The legendary leader of the Kinks ventures gamely into fiction.

Published March 23, 2000 5:00PM (EST)

The best songs are often like little novels, their narrative bound up in the spaces between the words if not in the words themselves -- which is why if the world made any sense at all, songwriting and fiction writing would be interchangeable skills.

They're not, of course. But Ray Davies' debut collection of short stories, "Waterloo Sunset," is like a little window into the space where great songwriting and solid fiction writing intersect. Davies, leader of the Kinks and one of the greatest pop songwriters of his (or any) era, isn't the world's most masterly prose stylist. He's at his best when he writes simply. The last story in the book, told from the point of view of a serial rapist and murderer, seems muddled and overwrought, as if Davies had tripped over himself in trying to be writerly and profound.







But most of the other stories in "Waterloo Sunset," with their recurring characters and loosely linked narrative, hang together nicely -- they have a deliciously relaxed, unself-conscious feel. Most of them are at least fleetingly, if not overtly, self-referential: Davies recycles the names of his songs ("Art Lover," "Afternoon Tea") into story titles. He quotes his own lyrics freely, using them to bolster the stories of characters who, in turn, often connect with characters in his songs. One of the key figures in the book is a washed-up English rock 'n' roll songwriter named Les Mulligan, who's had a reasonable degree of success in his day but who now lingers in the shadow of that other quintessentially English songwriter -- the guy who wrote "Waterloo Sunset."

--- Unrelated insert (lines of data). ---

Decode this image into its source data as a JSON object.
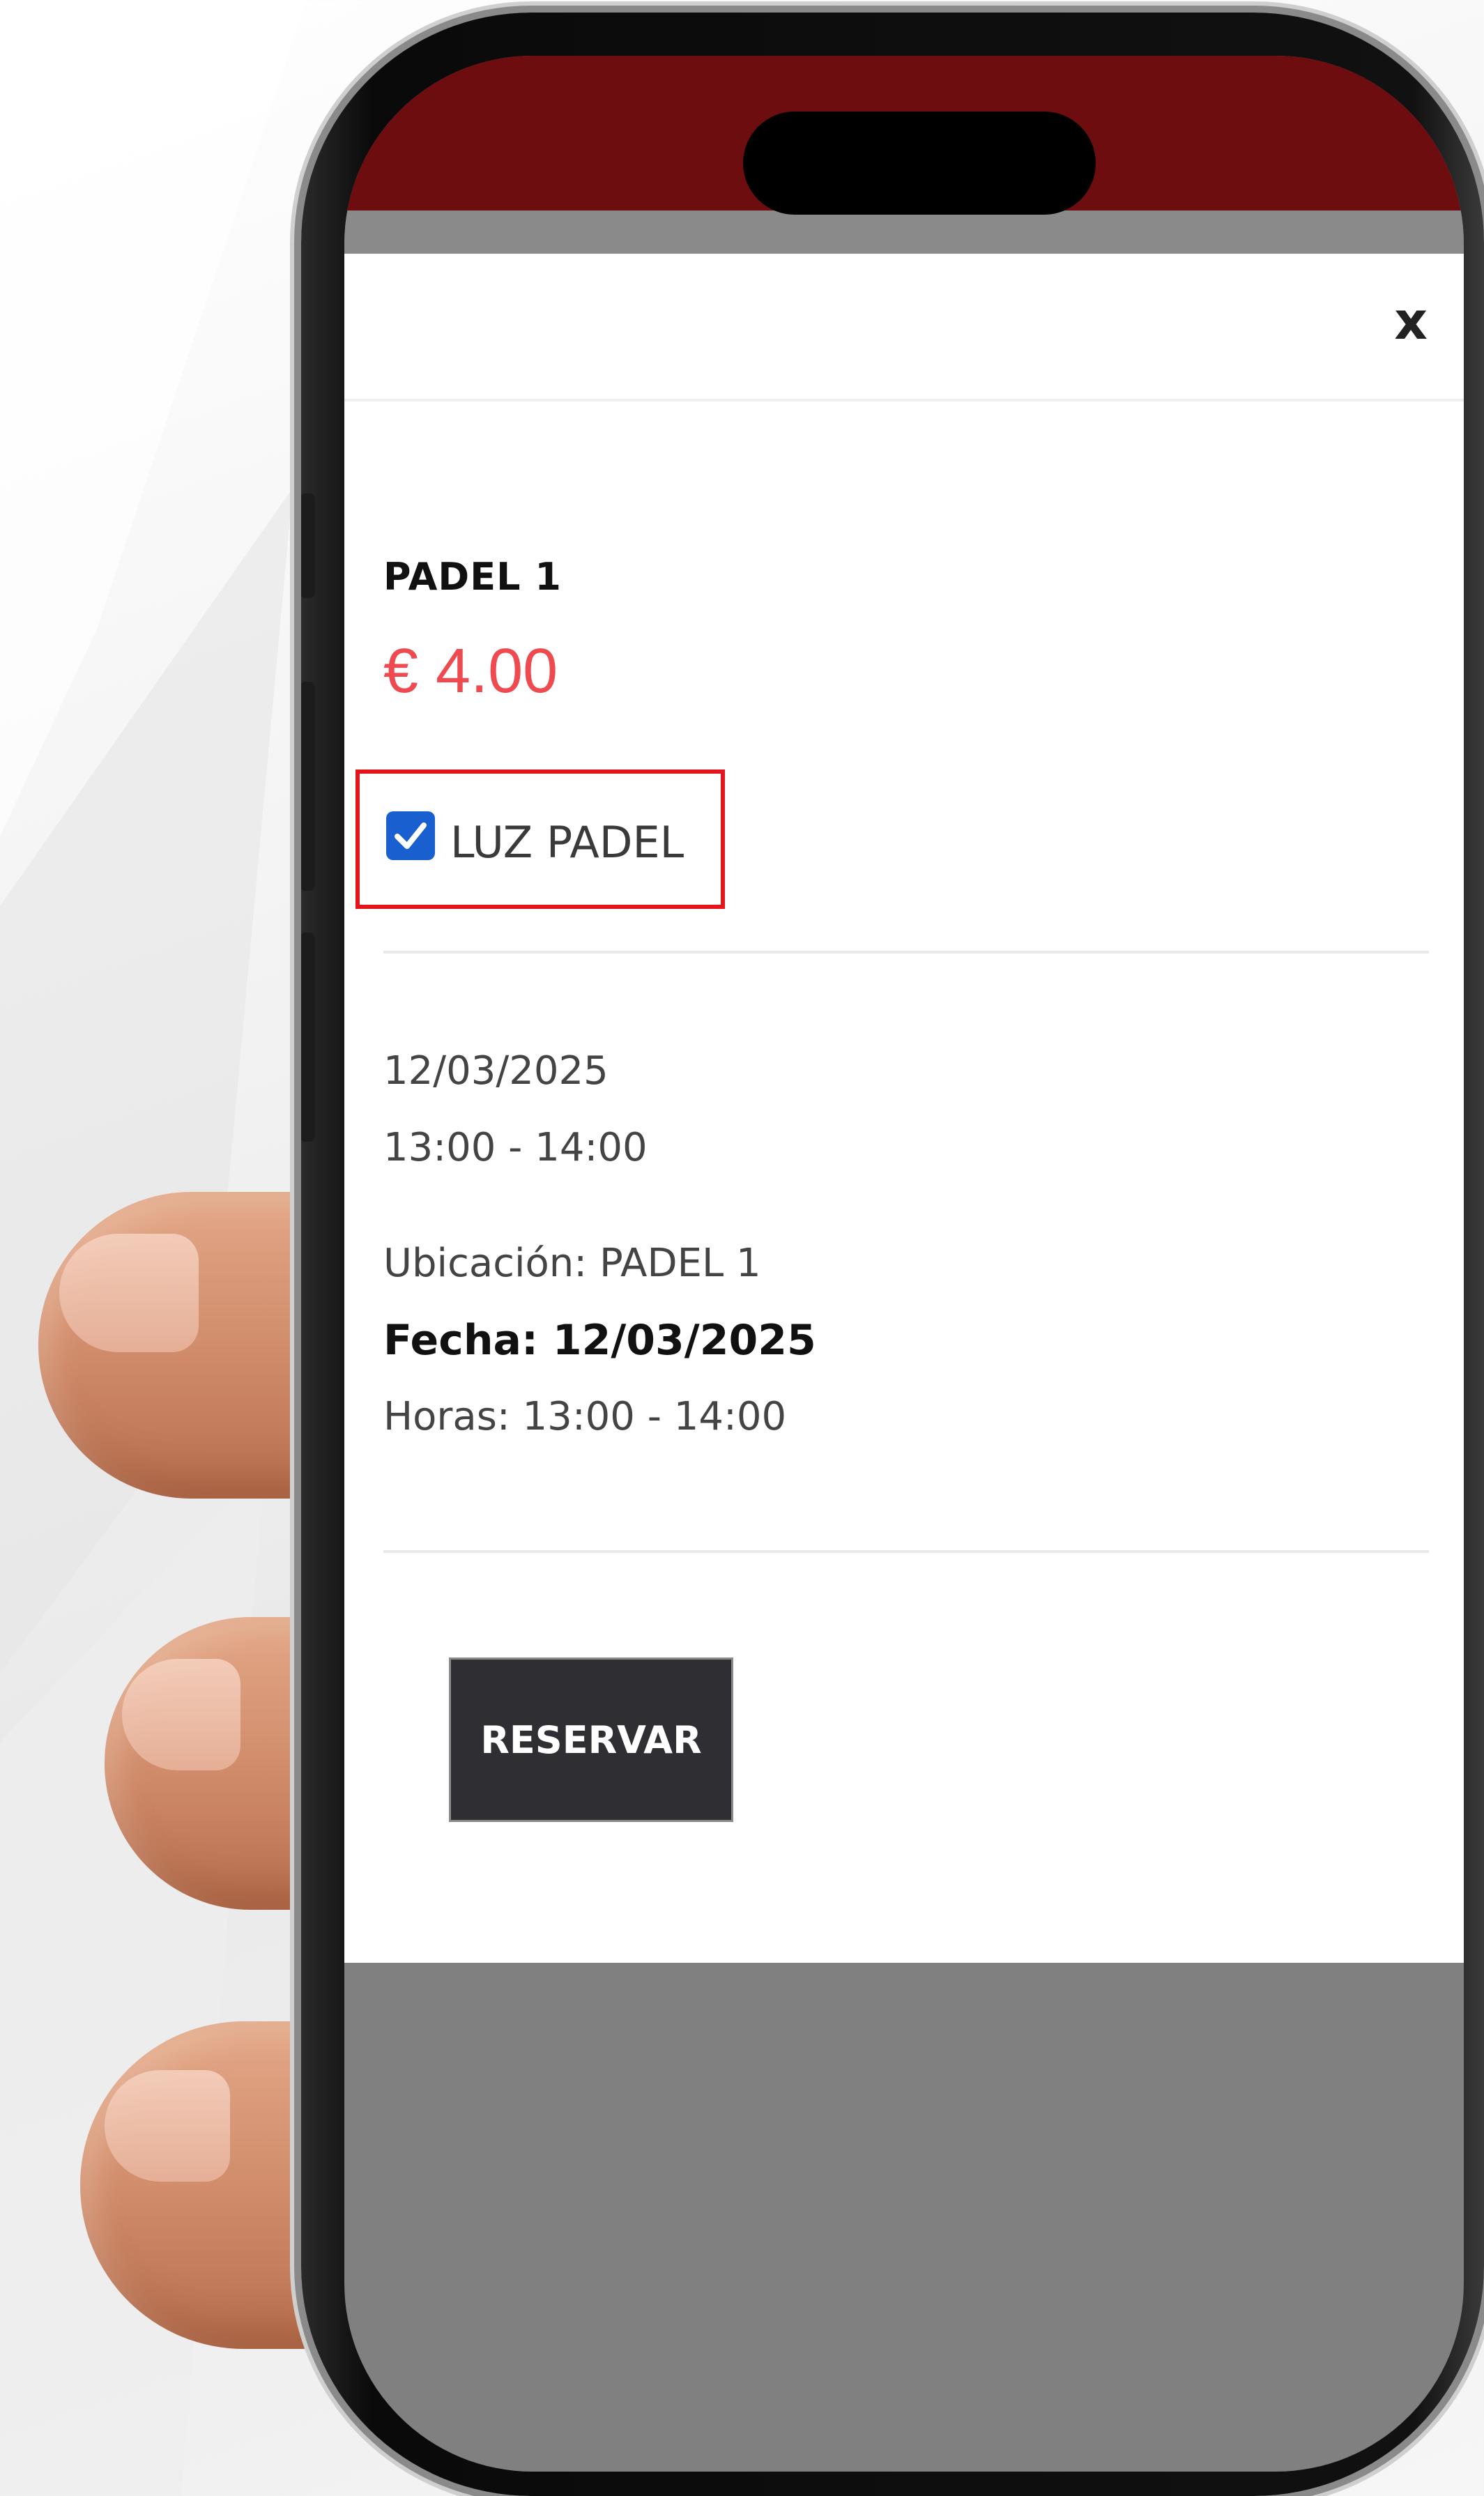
{
  "modal": {
    "close_label": "x",
    "item_title": "PADEL 1",
    "price": "€ 4.00",
    "option": {
      "label": "LUZ PADEL",
      "checked": true
    },
    "date": "12/03/2025",
    "time_range": "13:00 - 14:00",
    "location": "Ubicación: PADEL 1",
    "date_detail": "Fecha: 12/03/2025",
    "hours_detail": "Horas: 13:00 - 14:00",
    "reserve_label": "RESERVAR"
  },
  "colors": {
    "status_bar": "#6e0d10",
    "price_text": "#ee4a4f",
    "highlight_border": "#e4141b",
    "checkbox": "#1a5fd0",
    "button_bg": "#2e2e33",
    "overlay": "#808080"
  }
}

Somehow Davies manages to make it all engaging instead of gimmicky. His cast, in addition to Mulligan, includes wily manager and deal-maker Richard Tennent, who loves making money but who also, shockingly, seems to want to do right by his clients; a record-store nerd who can't bear to look at life except through the lens of rock 'n' roll; and an elderly widow who reflects on her encounter with a dashing stranger at a seaside resort years ago. You can easily read many of the stories in "Waterloo Sunset" as autobiographical, in their overall feel if not in their specifics: They have too much of the air of personal experience to be completely made up. When Les goes back to his mother's flat after her funeral and plunks out a discordant rock 'n' roll number on her out-of-tune piano, realizing what a shame it was that there was no music at her wake, the vignette has so much stark emotional purity that it rings true to a specific life, whether its details are inventions or not.

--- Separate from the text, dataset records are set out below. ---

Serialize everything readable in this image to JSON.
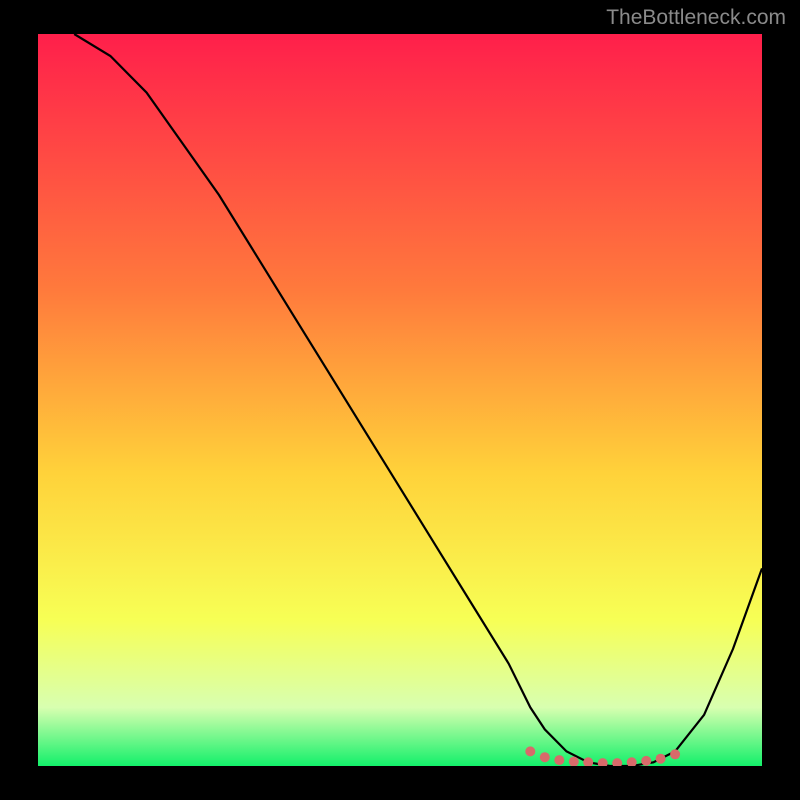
{
  "attribution": "TheBottleneck.com",
  "chart_data": {
    "type": "line",
    "title": "",
    "xlabel": "",
    "ylabel": "",
    "x_range": [
      0,
      100
    ],
    "y_range": [
      0,
      100
    ],
    "gradient_stops": [
      {
        "offset": 0,
        "color": "#ff1f4b"
      },
      {
        "offset": 35,
        "color": "#ff7a3c"
      },
      {
        "offset": 60,
        "color": "#ffd23a"
      },
      {
        "offset": 80,
        "color": "#f7ff55"
      },
      {
        "offset": 92,
        "color": "#d8ffb0"
      },
      {
        "offset": 100,
        "color": "#13f06a"
      }
    ],
    "series": [
      {
        "name": "bottleneck-curve",
        "color": "#000000",
        "x": [
          5,
          10,
          15,
          20,
          25,
          30,
          35,
          40,
          45,
          50,
          55,
          60,
          65,
          68,
          70,
          73,
          76,
          79,
          82,
          85,
          88,
          92,
          96,
          100
        ],
        "y": [
          100,
          97,
          92,
          85,
          78,
          70,
          62,
          54,
          46,
          38,
          30,
          22,
          14,
          8,
          5,
          2,
          0.5,
          0,
          0,
          0.5,
          2,
          7,
          16,
          27
        ]
      }
    ],
    "markers": {
      "name": "flat-region",
      "color": "#d86a6a",
      "x": [
        68,
        70,
        72,
        74,
        76,
        78,
        80,
        82,
        84,
        86,
        88
      ],
      "y": [
        2,
        1.2,
        0.8,
        0.6,
        0.5,
        0.4,
        0.4,
        0.5,
        0.7,
        1.0,
        1.6
      ]
    }
  }
}
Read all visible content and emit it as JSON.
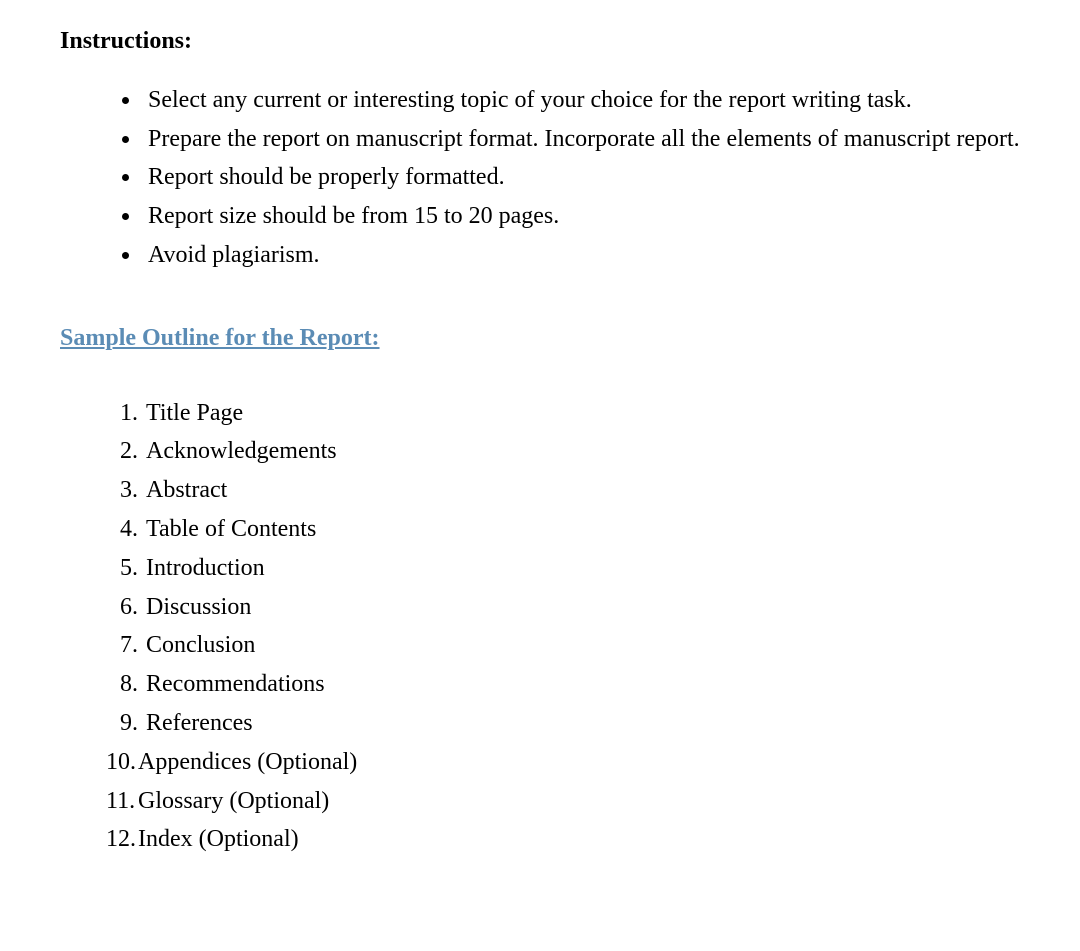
{
  "instructions_heading": "Instructions:",
  "instructions": [
    "Select any current or interesting topic of your choice for the report writing task.",
    "Prepare the report on manuscript format. Incorporate all the elements of manuscript report.",
    "Report should be properly formatted.",
    "Report size should be from 15 to 20 pages.",
    "Avoid plagiarism."
  ],
  "sample_heading": "Sample Outline for the Report:",
  "outline": [
    {
      "number": "1.",
      "label": "Title Page"
    },
    {
      "number": "2.",
      "label": "Acknowledgements"
    },
    {
      "number": "3.",
      "label": "Abstract"
    },
    {
      "number": "4.",
      "label": "Table of Contents"
    },
    {
      "number": "5.",
      "label": "Introduction"
    },
    {
      "number": "6.",
      "label": "Discussion"
    },
    {
      "number": "7.",
      "label": "Conclusion"
    },
    {
      "number": "8.",
      "label": "Recommendations"
    },
    {
      "number": "9.",
      "label": "References"
    },
    {
      "number": "10.",
      "label": "Appendices (Optional)"
    },
    {
      "number": "11.",
      "label": "Glossary (Optional)"
    },
    {
      "number": "12.",
      "label": "Index (Optional)"
    }
  ]
}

And when Les rambles on, sometimes neurotically and sometimes poetically, about the process of songwriting, he sure seems to know what he's talking about. As he sits down to write a song about a woman he loved who died too young, he explains its structure in a way that makes it a kind of road map of his own feelings:

Les played her tune over and over and wondered why when writers make up songs, they make the middle last only eight bars -- the middle eight, or bridge that takes you from one part of the song to another. Carol had helped him go from one part of his life and on to the next. Carol's song was short, but her bridge was 48 bars long. Sometimes the memory sticks and won't go away. The bridge goes on a little longer.

Davies' charm isn't always the soft kind. Not all of his songs are about afternoon tea and quiet village life (think of the unreserved bitterness of "David Watts"), and his stories, too, can cut: The stormy, passionate domestic brawls between Les and his girlfriend, Donna, present the sort of caustic truth you'd rather not face up to in the couples you know.

There's no denying that Davies is a better craftsman of songs than of short stories. But his perceptiveness as a songwriter serves him well in his prose. Like the central character in the song "Waterloo Sunset," who watches from his far-off window as two lovers meet in the train station, Davies takes his greatest pleasure in observing people. If he gets them down on paper only half as well as he's able to crystallize them in a song, he's still doing pretty damn good.


By Stephanie Zacharek

Stephanie Zacharek is a senior writer for Salon Arts & Entertainment.